Turkish Fault Reveals Seismic Steadiness
This image shows strain rates on the North Anatolian Fault in Turkey along the east-to-west sequence of earthquakes since 1939. New research shows that tectonic strain builds up along this fault -- one of the worlds most deadly earthquake zones -- at a remarkably steady rate. The finding means that present-day measurements not only reflect past strain accumulation, but also can provide vital information on the size of events still to come.
Strain builds up as Turkey is squeezed between three major tectonic plates. It has caused almost the entire length of the fault to rupture since 1939 in a series of major earthquakes migrating from east to west toward Istanbul. Past quakes are shown in the image in alternating purple and yellow lines, along with their magnitudes and dates.

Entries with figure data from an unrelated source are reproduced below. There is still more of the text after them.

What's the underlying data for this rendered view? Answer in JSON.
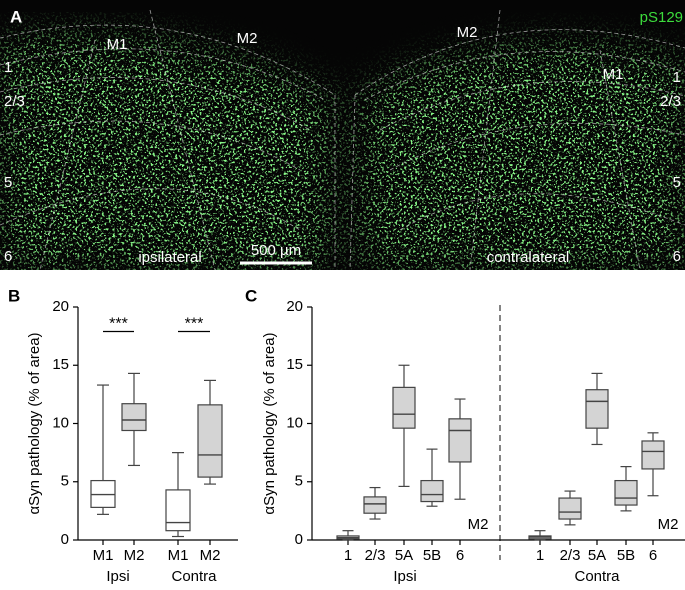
{
  "panel_a": {
    "label": "A",
    "stain": "pS129",
    "regions": [
      "M1",
      "M2",
      "M2",
      "M1"
    ],
    "layers_left": [
      "1",
      "2/3",
      "5",
      "6"
    ],
    "layers_right": [
      "1",
      "2/3",
      "5",
      "6"
    ],
    "side_left": "ipsilateral",
    "side_right": "contralateral",
    "scale_bar": "500 µm"
  },
  "chart_data": [
    {
      "type": "box",
      "panel_label": "B",
      "ylabel": "αSyn pathology (% of area)",
      "ylim": [
        0,
        20
      ],
      "yticks": [
        0,
        5,
        10,
        15,
        20
      ],
      "categories": [
        "M1",
        "M2",
        "M1",
        "M2"
      ],
      "groups": [
        "Ipsi",
        "Contra"
      ],
      "annotations": [
        "***",
        "***"
      ],
      "boxes": [
        {
          "min": 2.2,
          "q1": 2.8,
          "median": 3.9,
          "q3": 5.1,
          "max": 13.3,
          "color": "#ffffff"
        },
        {
          "min": 6.4,
          "q1": 9.4,
          "median": 10.3,
          "q3": 11.7,
          "max": 14.3,
          "color": "#d4d4d4"
        },
        {
          "min": 0.3,
          "q1": 0.8,
          "median": 1.5,
          "q3": 4.3,
          "max": 7.5,
          "color": "#ffffff"
        },
        {
          "min": 4.8,
          "q1": 5.4,
          "median": 7.3,
          "q3": 11.6,
          "max": 13.7,
          "color": "#d4d4d4"
        }
      ]
    },
    {
      "type": "box",
      "panel_label": "C",
      "ylabel": "αSyn pathology (% of area)",
      "ylim": [
        0,
        20
      ],
      "yticks": [
        0,
        5,
        10,
        15,
        20
      ],
      "categories": [
        "1",
        "2/3",
        "5A",
        "5B",
        "6",
        "1",
        "2/3",
        "5A",
        "5B",
        "6"
      ],
      "groups": [
        "Ipsi",
        "Contra"
      ],
      "annotations": [
        "M2",
        "M2"
      ],
      "boxes": [
        {
          "min": 0,
          "q1": 0.1,
          "median": 0.2,
          "q3": 0.35,
          "max": 0.8,
          "color": "#d4d4d4"
        },
        {
          "min": 1.8,
          "q1": 2.3,
          "median": 3.1,
          "q3": 3.7,
          "max": 4.5,
          "color": "#d4d4d4"
        },
        {
          "min": 4.6,
          "q1": 9.6,
          "median": 10.8,
          "q3": 13.1,
          "max": 15.0,
          "color": "#d4d4d4"
        },
        {
          "min": 2.9,
          "q1": 3.3,
          "median": 3.9,
          "q3": 5.1,
          "max": 7.8,
          "color": "#d4d4d4"
        },
        {
          "min": 3.5,
          "q1": 6.7,
          "median": 9.4,
          "q3": 10.4,
          "max": 12.1,
          "color": "#d4d4d4"
        },
        {
          "min": 0,
          "q1": 0.1,
          "median": 0.25,
          "q3": 0.35,
          "max": 0.8,
          "color": "#d4d4d4"
        },
        {
          "min": 1.3,
          "q1": 1.8,
          "median": 2.4,
          "q3": 3.6,
          "max": 4.2,
          "color": "#d4d4d4"
        },
        {
          "min": 8.2,
          "q1": 9.6,
          "median": 11.9,
          "q3": 12.9,
          "max": 14.3,
          "color": "#d4d4d4"
        },
        {
          "min": 2.5,
          "q1": 3.0,
          "median": 3.6,
          "q3": 5.1,
          "max": 6.3,
          "color": "#d4d4d4"
        },
        {
          "min": 3.8,
          "q1": 6.1,
          "median": 7.6,
          "q3": 8.5,
          "max": 9.2,
          "color": "#d4d4d4"
        }
      ]
    }
  ]
}
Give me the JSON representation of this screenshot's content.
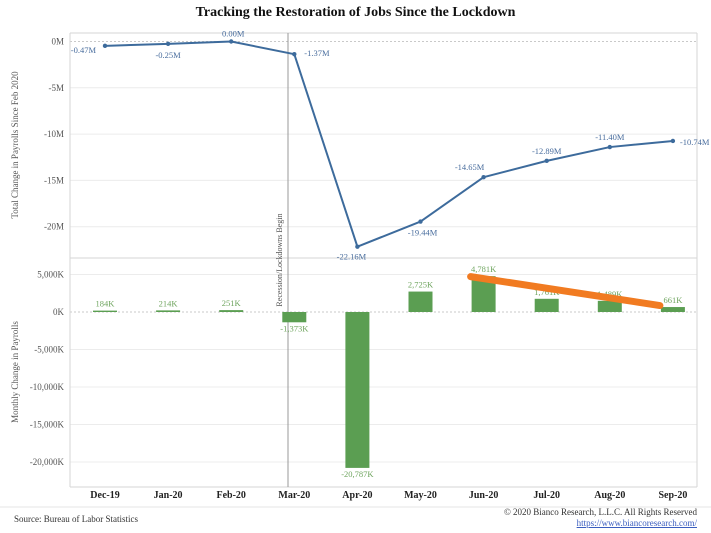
{
  "title": "Tracking the Restoration of Jobs Since the Lockdown",
  "colors": {
    "line": "#3d6b9c",
    "line_label": "#4a6e9e",
    "bar": "#5b9e52",
    "bar_label": "#6fa55f",
    "annotation_orange": "#f17b21",
    "grid": "#ececec",
    "zero_grid": "#c9c9c9",
    "panel_border": "#d6d6d6",
    "recession_line": "#999999",
    "link_blue": "#3a5dbf"
  },
  "annotations": {
    "recession_label": "Recession/Lockdowns Begin",
    "trend_line": {
      "description": "orange downward trend line over monthly gains",
      "from": {
        "month": "Jun-20",
        "value_k": 4781
      },
      "to": {
        "month": "Sep-20",
        "value_k": 661
      },
      "color": "#f17b21"
    }
  },
  "chart_data": [
    {
      "type": "line",
      "panel": "top",
      "ylabel": "Total Change in Payrolls Since Feb 2020",
      "categories": [
        "Dec-19",
        "Jan-20",
        "Feb-20",
        "Mar-20",
        "Apr-20",
        "May-20",
        "Jun-20",
        "Jul-20",
        "Aug-20",
        "Sep-20"
      ],
      "values": [
        -0.47,
        -0.25,
        0.0,
        -1.37,
        -22.16,
        -19.44,
        -14.65,
        -12.89,
        -11.4,
        -10.74
      ],
      "labels": [
        "-0.47M",
        "-0.25M",
        "0.00M",
        "-1.37M",
        "-22.16M",
        "-19.44M",
        "-14.65M",
        "-12.89M",
        "-11.40M",
        "-10.74M"
      ],
      "unit": "millions",
      "yticks": [
        "0M",
        "-5M",
        "-10M",
        "-15M",
        "-20M"
      ],
      "ytick_values": [
        0,
        -5,
        -10,
        -15,
        -20
      ],
      "ylim": [
        -23.5,
        0.9
      ],
      "grid": true,
      "legend": "none"
    },
    {
      "type": "bar",
      "panel": "bottom",
      "ylabel": "Monthly Change in Payrolls",
      "categories": [
        "Dec-19",
        "Jan-20",
        "Feb-20",
        "Mar-20",
        "Apr-20",
        "May-20",
        "Jun-20",
        "Jul-20",
        "Aug-20",
        "Sep-20"
      ],
      "values": [
        184,
        214,
        251,
        -1373,
        -20787,
        2725,
        4781,
        1761,
        1489,
        661
      ],
      "labels": [
        "184K",
        "214K",
        "251K",
        "-1,373K",
        "-20,787K",
        "2,725K",
        "4,781K",
        "1,761K",
        "1,489K",
        "661K"
      ],
      "unit": "thousands",
      "yticks": [
        "5,000K",
        "0K",
        "-5,000K",
        "-10,000K",
        "-15,000K",
        "-20,000K"
      ],
      "ytick_values": [
        5000,
        0,
        -5000,
        -10000,
        -15000,
        -20000
      ],
      "ylim": [
        -23300,
        6900
      ],
      "grid": true,
      "legend": "none"
    }
  ],
  "footer": {
    "source": "Source: Bureau of Labor Statistics",
    "copyright": "© 2020 Bianco Research, L.L.C. All Rights Reserved",
    "link": "https://www.biancoresearch.com/"
  }
}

Apart from the 10 years immediately after an earthquake, strain rates levelled out at about 0.5 microstrains per year, equivalent to a movement of 2 inches (50 millimeters) over a 60-mile (100-kilometer) region in a year, regardless of where or when the last earthquake took place.
The new study used satellite images from the European Space Agency's Envisat mission to identify tiny ground movements at earthquake locations along the fault. The 600-plus satellite images, taken between 2002 and 2010, provided insights into the equivalent of 250 years of the fault's earthquake repeat cycle.
Published in the journal Nature Communications, the study was led by Ekbal Hussain of the Centre for the Observation and Modelling of Earthquakes, Volcanoes and Tectonics (COMET) of the University of Leeds, U.K. David Bekaert of NASA's Jet Propulsion Laboratory in Pasadena, California, is a co-author.
Until the satellite era, it was difficult to get a clear picture of how strain built up on the fault. Now, satellites like Envisat, alongside the newer Sentinel-1 mission and in future the U.S./Indian NASA-ISRO Synthetic Aperture Radar (NISAR) mission, can detect ground movements of a few millimeters, indicating how and where strain is accumulating. However, several challenges remain in exploiting satellite data, including the noise caused by the signal travelling through the atmosphere. JPL's Bekaert helped address this challenge, having developed state-of-the-art techniques to reduce this noise source and to reveal the small ground movements this study was looking for.
The findings suggest that some hazard assessment models, which presume that strain rates vary over time, need to be rethought. This is especially true for regions where there are long gaps between earthquakes, such as the Himalayas.